Associate Director of Residence Life Shaun Holtgreive, who holds interim responsibilities in the Office of Student Life, declined comment on the appeals process Tuesday.

“Since their appeal is tomorrow, we’re not at a position to have a public discussion prior to their last part of the due process,” Holtgreive said. “I don’t want to anyway hurt their having a fair appeal process.”

The appeal was originally scheduled for Oct. 12, but was postponed due to an emergency by a member of the hearing body.

“The code was very specific as to who has to serve on that,” Holtgreive said. “(The hearing board) comprises of the student body president, or their designee, the chair of the Academic Senate, or their designee, and the vice president of enrollment and student services, or their designee.”

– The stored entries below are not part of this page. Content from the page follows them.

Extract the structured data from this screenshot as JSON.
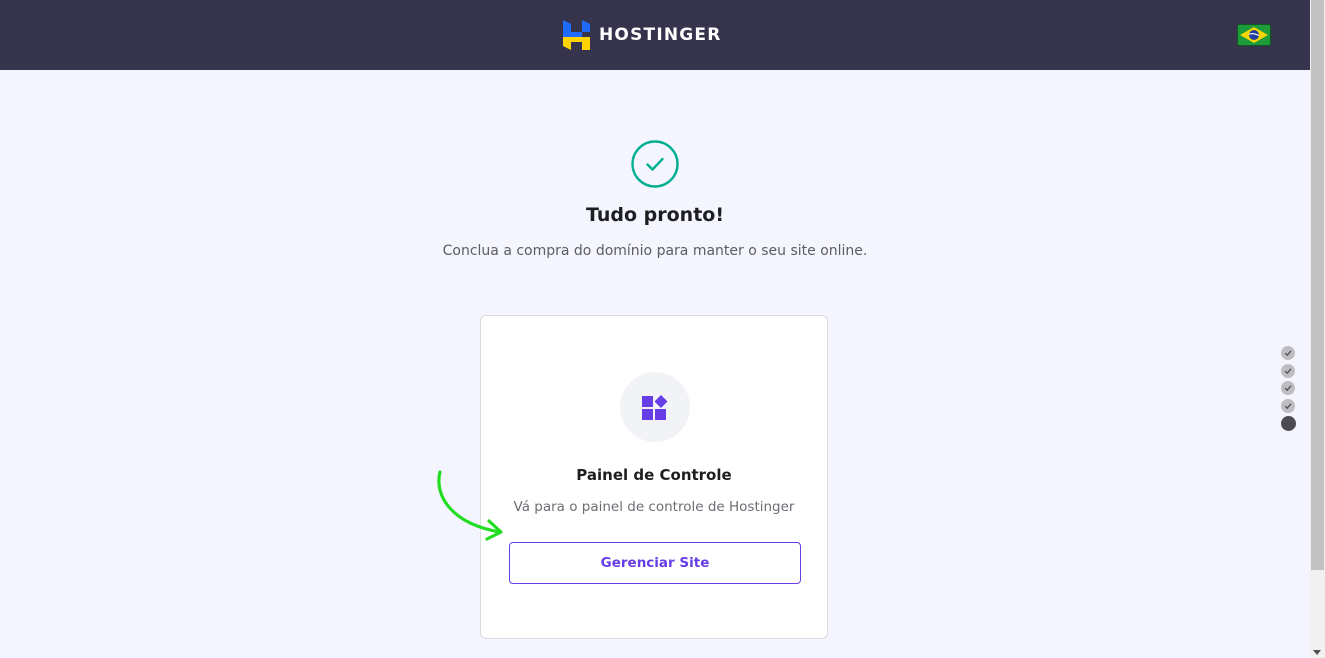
{
  "header": {
    "brand": "HOSTINGER",
    "language_flag": "brazil-flag-icon"
  },
  "success": {
    "icon": "check-circle-icon",
    "title": "Tudo pronto!",
    "subtitle": "Conclua a compra do domínio para manter o seu site online."
  },
  "card": {
    "icon": "widgets-icon",
    "title": "Painel de Controle",
    "description": "Vá para o painel de controle de Hostinger",
    "button_label": "Gerenciar Site"
  },
  "progress": {
    "steps_completed": 4,
    "steps_total": 5
  },
  "colors": {
    "header_bg": "#36344d",
    "accent": "#673de6",
    "success": "#00b090",
    "page_bg": "#f4f5ff",
    "annotation_arrow": "#22dd22"
  }
}
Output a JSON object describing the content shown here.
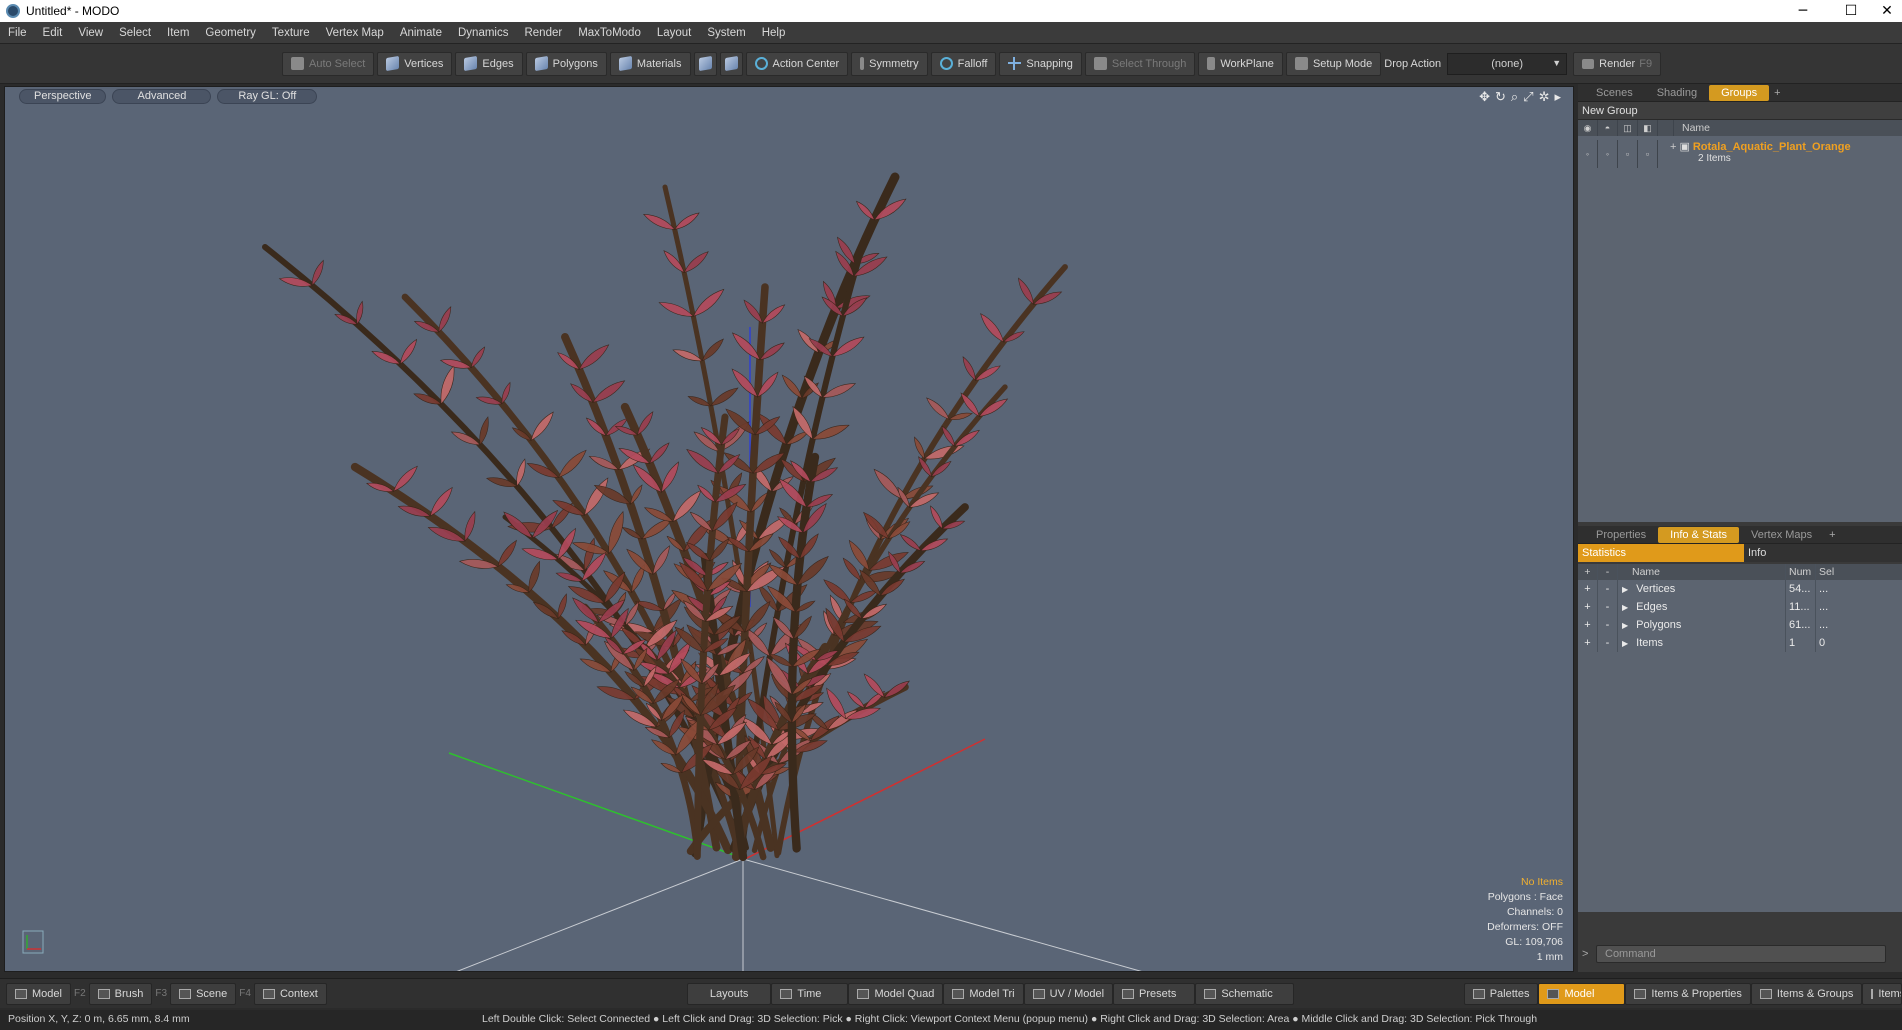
{
  "window": {
    "title": "Untitled* - MODO",
    "minimize": "─",
    "maximize": "☐",
    "close": "✕"
  },
  "menu": [
    "File",
    "Edit",
    "View",
    "Select",
    "Item",
    "Geometry",
    "Texture",
    "Vertex Map",
    "Animate",
    "Dynamics",
    "Render",
    "MaxToModo",
    "Layout",
    "System",
    "Help"
  ],
  "toolbar": {
    "auto_select": "Auto Select",
    "vertices": "Vertices",
    "edges": "Edges",
    "polygons": "Polygons",
    "materials": "Materials",
    "action_center": "Action Center",
    "symmetry": "Symmetry",
    "falloff": "Falloff",
    "snapping": "Snapping",
    "select_through": "Select Through",
    "workplane": "WorkPlane",
    "setup_mode": "Setup Mode",
    "drop_action_label": "Drop Action",
    "drop_action_value": "(none)",
    "render": "Render",
    "render_key": "F9"
  },
  "viewport": {
    "perspective": "Perspective",
    "advanced": "Advanced",
    "raygl": "Ray GL: Off",
    "info": {
      "items": "No Items",
      "polygons": "Polygons : Face",
      "channels": "Channels: 0",
      "deformers": "Deformers: OFF",
      "gl": "GL: 109,706",
      "scale": "1 mm"
    }
  },
  "groups_panel": {
    "tabs": [
      "Scenes",
      "Shading",
      "Groups"
    ],
    "active_tab": "Groups",
    "new_group": "New Group",
    "name_header": "Name",
    "group_name": "Rotala_Aquatic_Plant_Orange",
    "group_sub": "2 Items"
  },
  "info_panel": {
    "tabs": [
      "Properties",
      "Info & Stats",
      "Vertex Maps"
    ],
    "active_tab": "Info & Stats",
    "stat_tab": "Statistics",
    "info_tab": "Info",
    "headers": {
      "name": "Name",
      "num": "Num",
      "sel": "Sel"
    },
    "rows": [
      {
        "name": "Vertices",
        "num": "54...",
        "sel": "..."
      },
      {
        "name": "Edges",
        "num": "11...",
        "sel": "..."
      },
      {
        "name": "Polygons",
        "num": "61...",
        "sel": "..."
      },
      {
        "name": "Items",
        "num": "1",
        "sel": "0"
      }
    ],
    "command_placeholder": "Command"
  },
  "bottom": {
    "model": "Model",
    "model_key": "F2",
    "brush": "Brush",
    "brush_key": "F3",
    "scene": "Scene",
    "scene_key": "F4",
    "context": "Context",
    "layouts": "Layouts",
    "time": "Time",
    "model_quad": "Model Quad",
    "model_tri": "Model Tri",
    "uv_model": "UV / Model",
    "presets": "Presets",
    "schematic": "Schematic",
    "palettes": "Palettes",
    "model_active": "Model",
    "items_properties": "Items & Properties",
    "items_groups": "Items & Groups",
    "items_shading": "Items & Shadin"
  },
  "status": {
    "position": "Position X, Y, Z:   0 m, 6.65 mm, 8.4 mm",
    "hint": "Left Double Click: Select Connected ● Left Click and Drag: 3D Selection: Pick ● Right Click: Viewport Context Menu (popup menu) ● Right Click and Drag: 3D Selection: Area ● Middle Click and Drag: 3D Selection: Pick Through"
  },
  "colors": {
    "accent": "#e09a1a",
    "viewport_bg": "#5a6576",
    "group_name": "#f0a020"
  }
}
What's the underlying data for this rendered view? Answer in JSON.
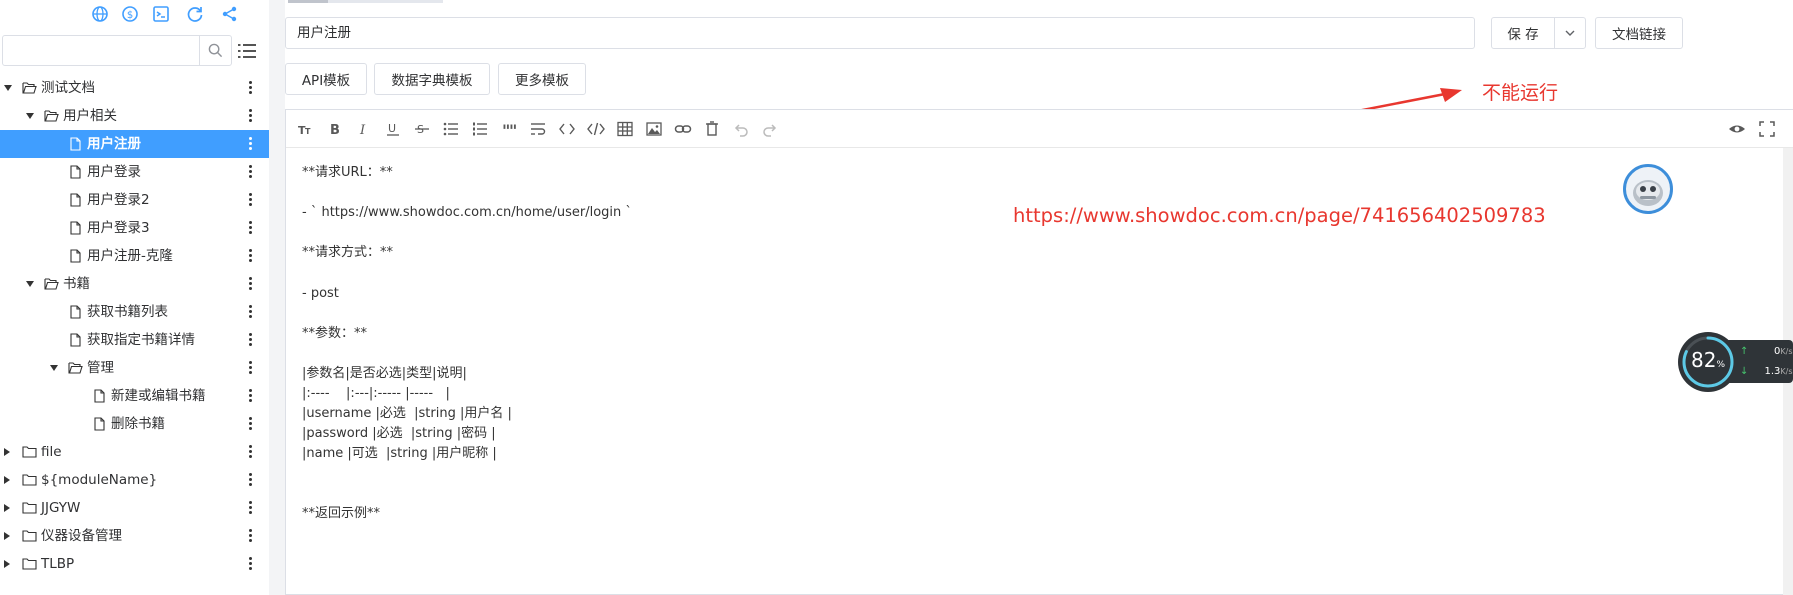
{
  "sidebar": {
    "search": {
      "value": "",
      "placeholder": ""
    },
    "top_icons": [
      "globe-icon",
      "dollar-icon",
      "terminal-icon",
      "refresh-icon",
      "share-icon"
    ],
    "tree": [
      {
        "label": "测试文档",
        "type": "folder",
        "expanded": true,
        "level": 0
      },
      {
        "label": "用户相关",
        "type": "folder",
        "expanded": true,
        "level": 1
      },
      {
        "label": "用户注册",
        "type": "file",
        "level": 2,
        "selected": true
      },
      {
        "label": "用户登录",
        "type": "file",
        "level": 2
      },
      {
        "label": "用户登录2",
        "type": "file",
        "level": 2
      },
      {
        "label": "用户登录3",
        "type": "file",
        "level": 2
      },
      {
        "label": "用户注册-克隆",
        "type": "file",
        "level": 2
      },
      {
        "label": "书籍",
        "type": "folder",
        "expanded": true,
        "level": 1
      },
      {
        "label": "获取书籍列表",
        "type": "file",
        "level": 2
      },
      {
        "label": "获取指定书籍详情",
        "type": "file",
        "level": 2
      },
      {
        "label": "管理",
        "type": "folder",
        "expanded": true,
        "level": 2
      },
      {
        "label": "新建或编辑书籍",
        "type": "file",
        "level": 3
      },
      {
        "label": "删除书籍",
        "type": "file",
        "level": 3
      },
      {
        "label": "file",
        "type": "folder",
        "expanded": false,
        "level": 0
      },
      {
        "label": "${moduleName}",
        "type": "folder",
        "expanded": false,
        "level": 0
      },
      {
        "label": "JJGYW",
        "type": "folder",
        "expanded": false,
        "level": 0
      },
      {
        "label": "仪器设备管理",
        "type": "folder",
        "expanded": false,
        "level": 0
      },
      {
        "label": "TLBP",
        "type": "folder",
        "expanded": false,
        "level": 0
      }
    ]
  },
  "header": {
    "title_value": "用户注册",
    "save_label": "保 存",
    "doc_link_label": "文档链接",
    "templates": [
      "API模板",
      "数据字典模板",
      "更多模板"
    ]
  },
  "annotation": {
    "text": "不能运行",
    "color": "#e8372f"
  },
  "url_overlay": "https://www.showdoc.com.cn/page/741656402509783",
  "editor": {
    "lines": [
      "**请求URL：**",
      "- ` https://www.showdoc.com.cn/home/user/login `",
      "**请求方式：**",
      "- post",
      "**参数：**",
      "|参数名|是否必选|类型|说明|",
      "|:----    |:---|:----- |-----   |",
      "|username |必选  |string |用户名 |",
      "|password |必选  |string |密码 |",
      "|name |可选  |string |用户昵称 |",
      "**返回示例**"
    ]
  },
  "net_speed": {
    "percent": "82",
    "percent_unit": "%",
    "up": "0",
    "down": "1.3",
    "unit": "K/s"
  },
  "colors": {
    "accent": "#409eff",
    "annotation_red": "#e8372f"
  }
}
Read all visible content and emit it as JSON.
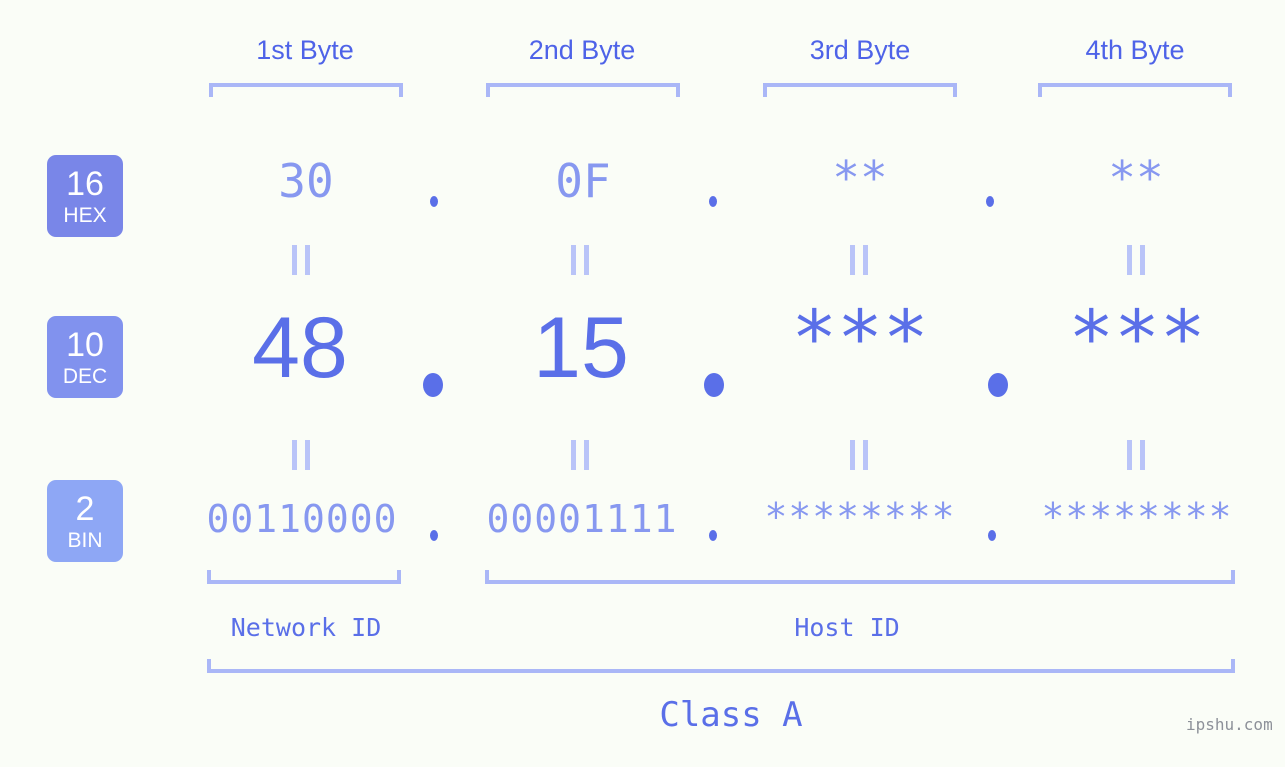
{
  "theme": {
    "background": "#fafdf7",
    "accent_strong": "#5a6fe8",
    "accent_mid": "#8798f0",
    "accent_light": "#aab7f7",
    "badge_hex": "#7986e8",
    "badge_dec": "#8192ee",
    "badge_bin": "#8ea7f5",
    "watermark": "#8d9199"
  },
  "byte_headers": [
    {
      "label": "1st Byte"
    },
    {
      "label": "2nd Byte"
    },
    {
      "label": "3rd Byte"
    },
    {
      "label": "4th Byte"
    }
  ],
  "rows": [
    {
      "base_number": "16",
      "base_name": "HEX",
      "values": [
        "30",
        "0F",
        "**",
        "**"
      ],
      "separator": "."
    },
    {
      "base_number": "10",
      "base_name": "DEC",
      "values": [
        "48",
        "15",
        "***",
        "***"
      ],
      "separator": "."
    },
    {
      "base_number": "2",
      "base_name": "BIN",
      "values": [
        "00110000",
        "00001111",
        "********",
        "********"
      ],
      "separator": "."
    }
  ],
  "equals_marks": {
    "symbol": "=",
    "count_per_row_gap": 4
  },
  "sections": [
    {
      "label": "Network ID"
    },
    {
      "label": "Host ID"
    }
  ],
  "class": {
    "label": "Class A"
  },
  "watermark": {
    "text": "ipshu.com"
  }
}
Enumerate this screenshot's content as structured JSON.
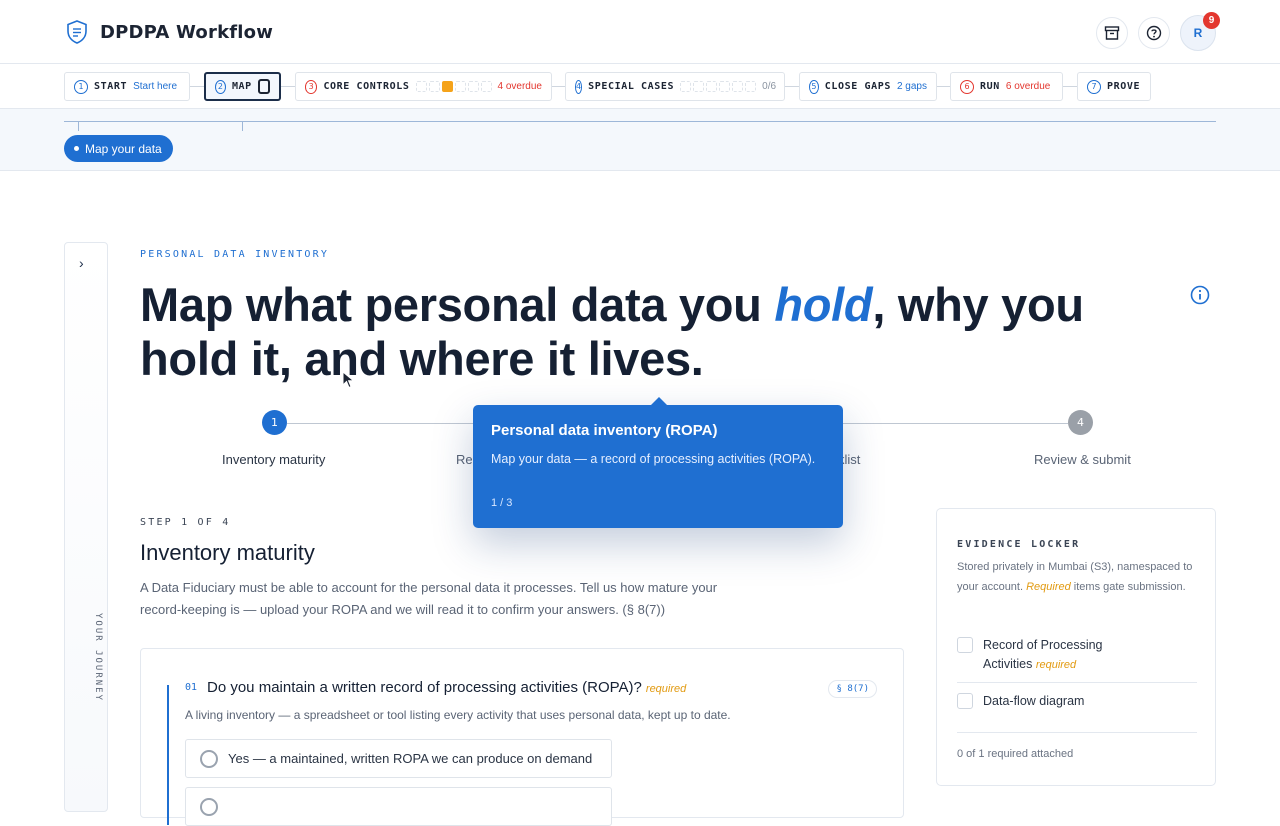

Club hockey was originally charged Sept. 28 with violation of section 3.2.13 (alcohol policy), section 3.2.19 (hazing) and section 3.2.25 (violations by a registered student organization) of the Code of Student Rights, Responsibilities and Disciplinary Procedures.

CMU began investigating the team following a Sept. 14 party at the Deerfield Road home of multiple players. Photos of the event were posted on players’ Facebook pages, which were presented during the initial hearing.

Sophomore Nolan LeClaire was a first-year player who attended the Sept. 14 party.

“The rookies (in attendance) were called upstairs and (the veterans) gave us thongs and the rookies laughed and threw them on,” he said. “I’ll speak for myself, and what I believe is the rest of the rookies, it was just fun and games and we had a dance off.”

LeClaire said the first-year players who wore thongs were not forced to, nor were they forced to drink.

“As far as drinking goes, I wasn’t forced to drink and nobody encouraged or pressured me to drink,” he said. “All of the veterans were cool with the fact that I don’t drink alcohol. It’s a young team, but we’re like a family.”

Freshman Zach Carr, another first-year player who attended the party, said he wasn’t forced to stay or drink.

“From what we know, and what our players told us, nobody said they were uncomfortable,” Carr said. “I didn’t feel uncomfortable; my twin brother (Tyler Carr) said he wasn’t uncomfortable. I wasn’t pressured to do anything; it was all under my own will.”

LeClaire and Carr both said several players on the team weren’t present for the party, and some players left prior to they when were given the thongs.

Team captain Ricky Jones said every player on the team had an individual sit-down conversation with various staff members and were asked to explain what happened at the party.

Prior to the team’s hearing, players wrote individual letters to Assistant Director of Student Life Tom Idema.

“Basically I wrote, 'yeah, what we did was a mistake on our part and we’d do what we could to get it back',” Carr said. “I don’t know what I’d do without hockey. I’ve played for 14 years and it’s a lifestyle. We pretty much begged them to give us a second chance.”

Holtgreive said an appeal decision can take anywhere from hours to days while past precedents are reviewed.